Brain surgeons may soon wield a tool that cuts 100 times finer than a human hair, thanks to research that started with supermarket lamb liver and a laser originally designed for eye surgery.

Scientists at Heriot-Watt University and the University of Edinburgh have cracked a puzzle that's stumped researchers for three decades. They've shown how deep-ultraviolet lasers can remove soft tissue in slices just 10 micrometers thick without damaging anything around it.

That's 100 times more precise than what neurosurgeons can currently achieve in the operating room.

Tatiana Malikova, the PhD student who led the study, used lamb liver from a local grocery store to stand in for brain tissue. She needed hundreds of samples to understand exactly how the laser behaves with soft, delicate tissue.

"Brain tissue samples are very hard to get, and we wanted to run a large and tightly controlled study," Malikova explained. The liver worked perfectly as a testing ground.

The technique itself isn't new. Eye surgeons have used similar ultraviolet lasers for LASIK procedures for 30 years, reshaping corneas with controlled light pulses. The top layer of cells absorbs the ultraviolet light and evaporates instantly, protecting everything beneath.

But eyes are easy compared to brains. The cornea is rigid and simple to reach with a laser beam. Soft tissues like brain matter present entirely different challenges.

The Ripple Effect

What makes this research groundbreaking is the microscopic detail Malikova's team captured. Thirty years ago, imaging technology couldn't show the effects clearly enough.

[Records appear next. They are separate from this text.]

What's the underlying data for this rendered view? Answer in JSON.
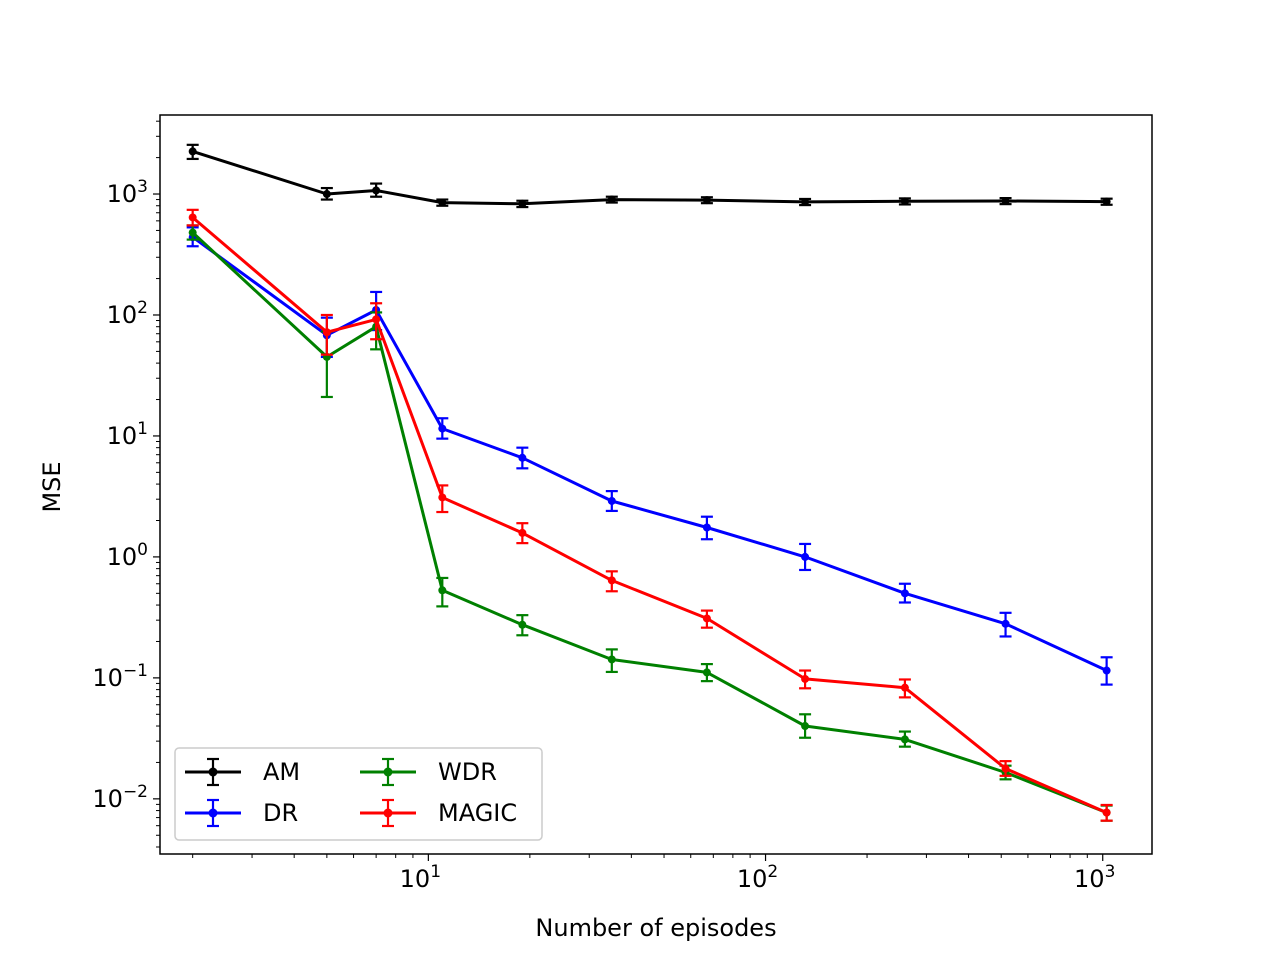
{
  "chart_data": {
    "type": "line",
    "title": "",
    "xlabel": "Number of episodes",
    "ylabel": "MSE",
    "xscale": "log",
    "yscale": "log",
    "xlim": [
      1.6,
      1400
    ],
    "ylim": [
      0.0035,
      4500
    ],
    "grid": false,
    "legend_position": "lower-left",
    "x_ticks": [
      {
        "value": 10,
        "base": "10",
        "exp": "1"
      },
      {
        "value": 100,
        "base": "10",
        "exp": "2"
      },
      {
        "value": 1000,
        "base": "10",
        "exp": "3"
      }
    ],
    "y_ticks": [
      {
        "value": 0.01,
        "base": "10",
        "exp": "−2"
      },
      {
        "value": 0.1,
        "base": "10",
        "exp": "−1"
      },
      {
        "value": 1,
        "base": "10",
        "exp": "0"
      },
      {
        "value": 10,
        "base": "10",
        "exp": "1"
      },
      {
        "value": 100,
        "base": "10",
        "exp": "2"
      },
      {
        "value": 1000,
        "base": "10",
        "exp": "3"
      }
    ],
    "x": [
      2,
      5,
      7,
      11,
      19,
      35,
      67,
      131,
      259,
      515,
      1027
    ],
    "series": [
      {
        "name": "AM",
        "color": "#000000",
        "values": [
          2250,
          1000,
          1070,
          850,
          830,
          900,
          890,
          860,
          870,
          875,
          865
        ],
        "err_low": [
          1950,
          900,
          950,
          800,
          780,
          850,
          840,
          810,
          820,
          825,
          815
        ],
        "err_high": [
          2550,
          1120,
          1220,
          900,
          880,
          950,
          940,
          910,
          920,
          925,
          915
        ]
      },
      {
        "name": "DR",
        "color": "#0000ff",
        "values": [
          440,
          68,
          110,
          11.5,
          6.6,
          2.9,
          1.75,
          1.0,
          0.5,
          0.28,
          0.115
        ],
        "err_low": [
          370,
          45,
          75,
          9.5,
          5.4,
          2.4,
          1.4,
          0.78,
          0.42,
          0.22,
          0.088
        ],
        "err_high": [
          530,
          95,
          155,
          14,
          8.0,
          3.5,
          2.15,
          1.28,
          0.6,
          0.345,
          0.148
        ]
      },
      {
        "name": "WDR",
        "color": "#008000",
        "values": [
          480,
          45,
          80,
          0.53,
          0.275,
          0.142,
          0.111,
          0.04,
          0.031,
          0.0165,
          0.0077
        ],
        "err_low": [
          420,
          21,
          52,
          0.39,
          0.225,
          0.112,
          0.094,
          0.032,
          0.027,
          0.0145,
          0.0066
        ],
        "err_high": [
          550,
          73,
          105,
          0.67,
          0.33,
          0.172,
          0.13,
          0.05,
          0.036,
          0.0188,
          0.0088
        ]
      },
      {
        "name": "MAGIC",
        "color": "#ff0000",
        "values": [
          640,
          72,
          92,
          3.1,
          1.58,
          0.64,
          0.31,
          0.098,
          0.083,
          0.0178,
          0.0077
        ],
        "err_low": [
          550,
          47,
          63,
          2.35,
          1.3,
          0.52,
          0.26,
          0.082,
          0.069,
          0.0155,
          0.0066
        ],
        "err_high": [
          740,
          100,
          125,
          3.9,
          1.9,
          0.76,
          0.36,
          0.115,
          0.097,
          0.0205,
          0.0089
        ]
      }
    ]
  }
}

Now, arrays of high-quality microscope images prove the laser leaves zero detectable damage to surrounding tissue.

Professor Paul Brennan, a consultant neurosurgeon at the University of Edinburgh, sees the immediate impact. "In neurosurgery, where a few millimeters can determine whether a patient recovers or suffers a lasting deficit, this advancement could be game-changing."

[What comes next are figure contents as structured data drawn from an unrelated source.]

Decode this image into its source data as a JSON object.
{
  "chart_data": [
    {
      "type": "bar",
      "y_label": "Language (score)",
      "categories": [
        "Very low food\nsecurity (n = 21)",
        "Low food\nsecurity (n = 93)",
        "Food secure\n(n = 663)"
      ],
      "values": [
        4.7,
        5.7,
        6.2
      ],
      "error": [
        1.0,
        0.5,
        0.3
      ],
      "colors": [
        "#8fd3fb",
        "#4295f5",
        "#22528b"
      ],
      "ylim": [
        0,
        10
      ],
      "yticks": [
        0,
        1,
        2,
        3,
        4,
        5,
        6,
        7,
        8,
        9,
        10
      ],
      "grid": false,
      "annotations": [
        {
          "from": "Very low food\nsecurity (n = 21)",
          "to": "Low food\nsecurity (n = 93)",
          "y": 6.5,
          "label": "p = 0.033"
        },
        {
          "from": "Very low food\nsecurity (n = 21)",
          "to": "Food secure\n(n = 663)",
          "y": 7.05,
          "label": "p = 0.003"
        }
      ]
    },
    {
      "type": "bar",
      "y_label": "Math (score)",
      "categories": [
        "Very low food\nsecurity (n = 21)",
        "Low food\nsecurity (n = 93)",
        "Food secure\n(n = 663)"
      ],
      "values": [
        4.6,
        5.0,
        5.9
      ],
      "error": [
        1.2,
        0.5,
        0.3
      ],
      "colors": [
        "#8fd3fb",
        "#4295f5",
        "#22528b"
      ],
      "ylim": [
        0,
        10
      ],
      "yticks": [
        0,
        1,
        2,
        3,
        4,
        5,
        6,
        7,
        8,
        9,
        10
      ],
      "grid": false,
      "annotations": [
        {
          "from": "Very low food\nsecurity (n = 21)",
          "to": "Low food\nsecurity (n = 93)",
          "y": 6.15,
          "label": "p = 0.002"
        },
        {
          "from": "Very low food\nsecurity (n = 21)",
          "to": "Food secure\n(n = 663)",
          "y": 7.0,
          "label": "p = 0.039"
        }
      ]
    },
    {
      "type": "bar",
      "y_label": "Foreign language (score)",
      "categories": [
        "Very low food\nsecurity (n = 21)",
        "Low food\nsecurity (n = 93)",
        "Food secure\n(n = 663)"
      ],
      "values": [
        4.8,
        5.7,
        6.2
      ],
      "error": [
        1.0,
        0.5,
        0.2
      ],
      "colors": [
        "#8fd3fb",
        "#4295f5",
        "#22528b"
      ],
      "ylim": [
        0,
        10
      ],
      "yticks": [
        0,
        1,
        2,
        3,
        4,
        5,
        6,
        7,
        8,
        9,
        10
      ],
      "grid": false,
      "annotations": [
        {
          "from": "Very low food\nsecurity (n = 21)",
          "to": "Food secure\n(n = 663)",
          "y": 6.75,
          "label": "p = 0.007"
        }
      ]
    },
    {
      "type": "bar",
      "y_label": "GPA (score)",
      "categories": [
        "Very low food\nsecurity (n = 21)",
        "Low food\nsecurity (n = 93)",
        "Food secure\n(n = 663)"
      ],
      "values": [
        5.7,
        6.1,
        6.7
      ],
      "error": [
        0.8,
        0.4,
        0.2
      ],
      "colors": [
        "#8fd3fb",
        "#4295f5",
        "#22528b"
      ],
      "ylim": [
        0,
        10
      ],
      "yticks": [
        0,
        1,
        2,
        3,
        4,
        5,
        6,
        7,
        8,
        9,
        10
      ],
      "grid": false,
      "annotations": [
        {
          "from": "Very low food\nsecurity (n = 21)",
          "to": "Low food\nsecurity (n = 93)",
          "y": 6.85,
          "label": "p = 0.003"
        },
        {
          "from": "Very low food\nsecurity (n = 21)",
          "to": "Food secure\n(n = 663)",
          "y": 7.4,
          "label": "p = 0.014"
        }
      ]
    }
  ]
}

Current surgical tools work on a millimeter scale. This laser system operates at 10 micrometers, and Malikova believes they can go even finer.

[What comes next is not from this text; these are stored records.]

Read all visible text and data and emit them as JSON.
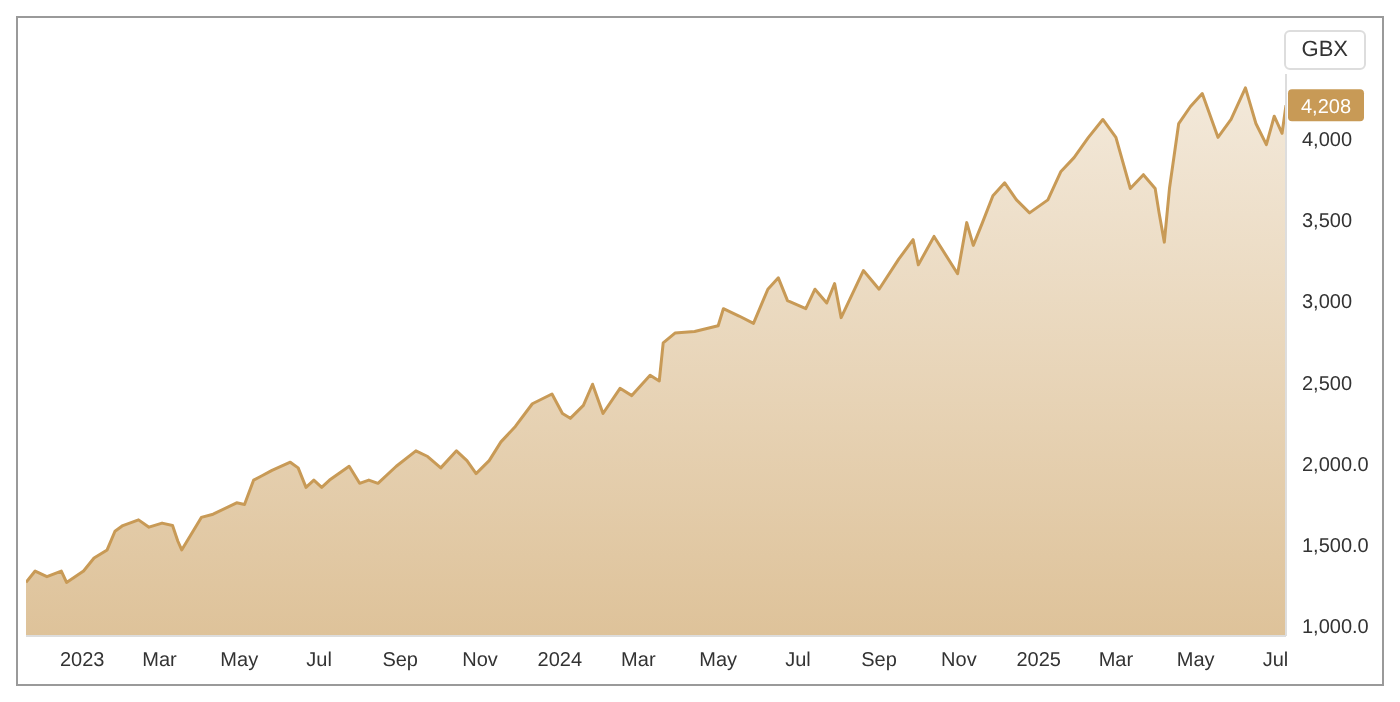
{
  "chart_data": {
    "type": "area",
    "ylabel": "GBX",
    "grid": false,
    "legend": false,
    "x": [
      "2022-11-19",
      "2022-11-26",
      "2022-12-05",
      "2022-12-16",
      "2022-12-20",
      "2023-01-02",
      "2023-01-10",
      "2023-01-20",
      "2023-01-26",
      "2023-02-01",
      "2023-02-13",
      "2023-02-21",
      "2023-03-03",
      "2023-03-11",
      "2023-03-15",
      "2023-03-18",
      "2023-04-02",
      "2023-04-11",
      "2023-04-29",
      "2023-05-05",
      "2023-05-12",
      "2023-05-18",
      "2023-05-26",
      "2023-06-09",
      "2023-06-15",
      "2023-06-21",
      "2023-06-27",
      "2023-07-03",
      "2023-07-09",
      "2023-07-24",
      "2023-08-01",
      "2023-08-08",
      "2023-08-15",
      "2023-08-29",
      "2023-09-13",
      "2023-09-22",
      "2023-10-02",
      "2023-10-14",
      "2023-10-22",
      "2023-10-29",
      "2023-11-08",
      "2023-11-17",
      "2023-11-28",
      "2023-12-11",
      "2023-12-26",
      "2024-01-03",
      "2024-01-09",
      "2024-01-19",
      "2024-01-26",
      "2024-02-03",
      "2024-02-16",
      "2024-02-25",
      "2024-03-10",
      "2024-03-17",
      "2024-03-20",
      "2024-03-29",
      "2024-04-13",
      "2024-05-01",
      "2024-05-05",
      "2024-05-17",
      "2024-05-28",
      "2024-06-08",
      "2024-06-16",
      "2024-06-23",
      "2024-07-07",
      "2024-07-14",
      "2024-07-23",
      "2024-07-29",
      "2024-08-03",
      "2024-08-20",
      "2024-09-01",
      "2024-09-16",
      "2024-09-27",
      "2024-10-01",
      "2024-10-13",
      "2024-10-31",
      "2024-11-07",
      "2024-11-12",
      "2024-11-19",
      "2024-11-27",
      "2024-12-06",
      "2024-12-15",
      "2024-12-25",
      "2025-01-08",
      "2025-01-18",
      "2025-01-28",
      "2025-02-08",
      "2025-02-19",
      "2025-03-01",
      "2025-03-12",
      "2025-03-22",
      "2025-03-31",
      "2025-04-03",
      "2025-04-07",
      "2025-04-11",
      "2025-04-18",
      "2025-04-27",
      "2025-05-06",
      "2025-05-18",
      "2025-05-28",
      "2025-06-08",
      "2025-06-16",
      "2025-06-24",
      "2025-06-30",
      "2025-07-06",
      "2025-07-09"
    ],
    "series": [
      {
        "color": "#c89a56",
        "values": [
          1270,
          1340,
          1305,
          1340,
          1270,
          1340,
          1420,
          1470,
          1585,
          1620,
          1655,
          1610,
          1635,
          1620,
          1525,
          1470,
          1670,
          1690,
          1760,
          1750,
          1900,
          1925,
          1960,
          2010,
          1975,
          1855,
          1900,
          1855,
          1900,
          1985,
          1880,
          1900,
          1880,
          1985,
          2080,
          2045,
          1975,
          2080,
          2020,
          1940,
          2020,
          2135,
          2230,
          2370,
          2430,
          2310,
          2280,
          2360,
          2490,
          2310,
          2465,
          2420,
          2545,
          2510,
          2745,
          2805,
          2815,
          2850,
          2955,
          2910,
          2865,
          3075,
          3145,
          3005,
          2955,
          3075,
          2990,
          3110,
          2900,
          3190,
          3075,
          3260,
          3380,
          3225,
          3400,
          3170,
          3485,
          3345,
          3485,
          3650,
          3730,
          3625,
          3545,
          3625,
          3800,
          3885,
          4010,
          4120,
          4010,
          3695,
          3780,
          3695,
          3545,
          3365,
          3700,
          4095,
          4200,
          4280,
          4010,
          4120,
          4315,
          4095,
          3965,
          4140,
          4035,
          4208
        ]
      }
    ],
    "xlim": [
      "2022-11-19",
      "2025-07-09"
    ],
    "xticks": [
      {
        "value": "2023-01-01",
        "label": "2023"
      },
      {
        "value": "2023-03-01",
        "label": "Mar"
      },
      {
        "value": "2023-05-01",
        "label": "May"
      },
      {
        "value": "2023-07-01",
        "label": "Jul"
      },
      {
        "value": "2023-09-01",
        "label": "Sep"
      },
      {
        "value": "2023-11-01",
        "label": "Nov"
      },
      {
        "value": "2024-01-01",
        "label": "2024"
      },
      {
        "value": "2024-03-01",
        "label": "Mar"
      },
      {
        "value": "2024-05-01",
        "label": "May"
      },
      {
        "value": "2024-07-01",
        "label": "Jul"
      },
      {
        "value": "2024-09-01",
        "label": "Sep"
      },
      {
        "value": "2024-11-01",
        "label": "Nov"
      },
      {
        "value": "2025-01-01",
        "label": "2025"
      },
      {
        "value": "2025-03-01",
        "label": "Mar"
      },
      {
        "value": "2025-05-01",
        "label": "May"
      },
      {
        "value": "2025-07-01",
        "label": "Jul"
      }
    ],
    "ylim": [
      940,
      4400
    ],
    "yticks": [
      {
        "value": 1000,
        "label": "1,000.0"
      },
      {
        "value": 1500,
        "label": "1,500.0"
      },
      {
        "value": 2000,
        "label": "2,000.0"
      },
      {
        "value": 2500,
        "label": "2,500"
      },
      {
        "value": 3000,
        "label": "3,000"
      },
      {
        "value": 3500,
        "label": "3,500"
      },
      {
        "value": 4000,
        "label": "4,000"
      }
    ],
    "annotations": [
      {
        "text": "4,208",
        "x": "2025-07-09",
        "y": 4208
      }
    ]
  }
}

The technology won't appear in operating rooms tomorrow. It needs to combine with advances in medical imaging and robotic guidance systems. But within decades, these technologies could converge into a surgical system that transforms how doctors treat brain tumors.

The research team is already looking beyond cancer surgery. Their u-Care project aims to create compact, robust deep ultraviolet light sources that could also fight drug-resistant superbugs, another growing medical threat.

For now, the most exciting part is simply knowing it's possible to operate with cellular-level precision without harming healthy tissue around it.